Dass beide Kopien an unterschiedlichen Stellen mit unterschiedlichen Scannern
abgetastet worden waren, erschwerte diese Arbeit zusätzlich, denn zu den ohnehin
immer vorhandenen Unterschieden in Bildstand und Farbgebung kamen hierbei noch
völlig unterschiedliche Helligkeitswerte: Die zweite Kopie, die mit einem logarithmischen
Verfahren abgetastet worden war, wies viel mehr Details in dunklen Bereichen auf,
wirkte aber "milchig", die andere ausgewogen, aber mit wenig dunklen Details.
Hieraus einen nicht sichtbaren Übergang mitten in einer Szene zu rekonstruieren,
gestaltete sich mehrfach zu einer echten Herausforderung.
Die Farben beider Kopien waren im Laufe der Jahre durch chemische Reaktion
rot-, bzw. gelbstichig geworden, die eine sehr, die andere ziemlich. So etwas kommt
häufig vor und lässt sich in gewissen Grenzen relativ gut korrigieren, doch wird
erfahrungsgemäß das, was nach der Korrektur übrigbleibt, sehr "sensibel", d. h., das, was von den
anderen erhaltenen Farben noch übrig ist, kann von Szene zu Szene stark schwanken,
bzw. werden von vorn herein starke Schwankungen nun erst sichtbar, die vor Eintreten des Rotstichs
unauffällig waren. So etwas zieht dann immer eine szenenweise Farbkorrektur
nach sich, um die Schwankungen auszugleichen. Hier gestaltete sie sich extrem schwierig,
so etwas hatte ich bis dato noch nicht erlebt. Erst mithilfe einer Technik, die zum Teil Farben
von anderen Kopien übernehmen kann (mit Abstrichen und auch nur höchst bedingt), gelang
es am Ende der ursprünglichen Farbgebung wenigstens nahezukommen. Diese war nur in
einer einzigen digitalen Kopie vom ORF (bis auf den in solch alten Scans üblichen erhöhten
Blauanteil) erhalten. Damit ließ sich sehr gut arbeiten. Alle anderen Kopien, und deren hatten
wir einige, waren komplett rot-, eher braunstichig (und auch so auf DVD und VHS veröffentlicht
und auch im TV gesendet worden) bzw. leidlich gegen diesen Rotstich korrigiert worden.

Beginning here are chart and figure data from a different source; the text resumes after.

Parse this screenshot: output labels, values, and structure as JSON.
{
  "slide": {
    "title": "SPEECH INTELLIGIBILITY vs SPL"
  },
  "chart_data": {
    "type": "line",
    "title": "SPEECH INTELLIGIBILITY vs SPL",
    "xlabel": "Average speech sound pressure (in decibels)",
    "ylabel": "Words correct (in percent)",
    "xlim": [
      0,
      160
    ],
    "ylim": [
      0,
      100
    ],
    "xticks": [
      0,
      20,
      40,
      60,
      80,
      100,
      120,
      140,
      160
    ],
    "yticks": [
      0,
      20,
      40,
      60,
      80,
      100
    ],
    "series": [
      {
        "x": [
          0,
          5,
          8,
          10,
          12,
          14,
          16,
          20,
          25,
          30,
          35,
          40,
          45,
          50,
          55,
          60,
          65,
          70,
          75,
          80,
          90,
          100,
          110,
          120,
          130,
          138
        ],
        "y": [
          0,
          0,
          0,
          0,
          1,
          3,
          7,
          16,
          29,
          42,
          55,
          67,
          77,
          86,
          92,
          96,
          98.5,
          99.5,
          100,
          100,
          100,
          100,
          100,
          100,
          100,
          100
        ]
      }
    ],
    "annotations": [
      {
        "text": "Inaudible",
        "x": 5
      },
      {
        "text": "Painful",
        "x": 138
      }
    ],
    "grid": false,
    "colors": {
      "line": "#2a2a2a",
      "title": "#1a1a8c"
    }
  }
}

Das Endergebnis ist keineswegs perfekt, mehr wäre nur mit (noch) viel mehr Zeit möglich gewesen.
...
Der Grund, warum wir so gut wie nie solche Berichte auf die DVD/BluRay nehmen, ist ganz einfach:
-Entweder das Ergebnis ist BESTMÖGLICH, aber nicht SO gut, dass man damit prahlen kann, d. h.,
wenn man zu einem mäßigen Bild (trotz aller Arbeit daran!) ein Vorher-Nachher bringt, wirkt das
ziemlich blöd, nicht?
-Oder das Bild war VON VORN HEREIN gut bis sehr gut, und wir mussten nur wenig daran tun.
Hier gibt es dann wenig zu berichten...
Die Fälle, wo zu Beginn wirklich mieses Bild vorlag, und am Ende etwas wirklich Gutes herauskommt,
sind äußerst selten. Hier wäre es eigentlich mal beinahe so, aber es war wie gesagt, keine Zeit mehr,
und außerdem ist man ja nie so richtig zufrieden mit so etwas...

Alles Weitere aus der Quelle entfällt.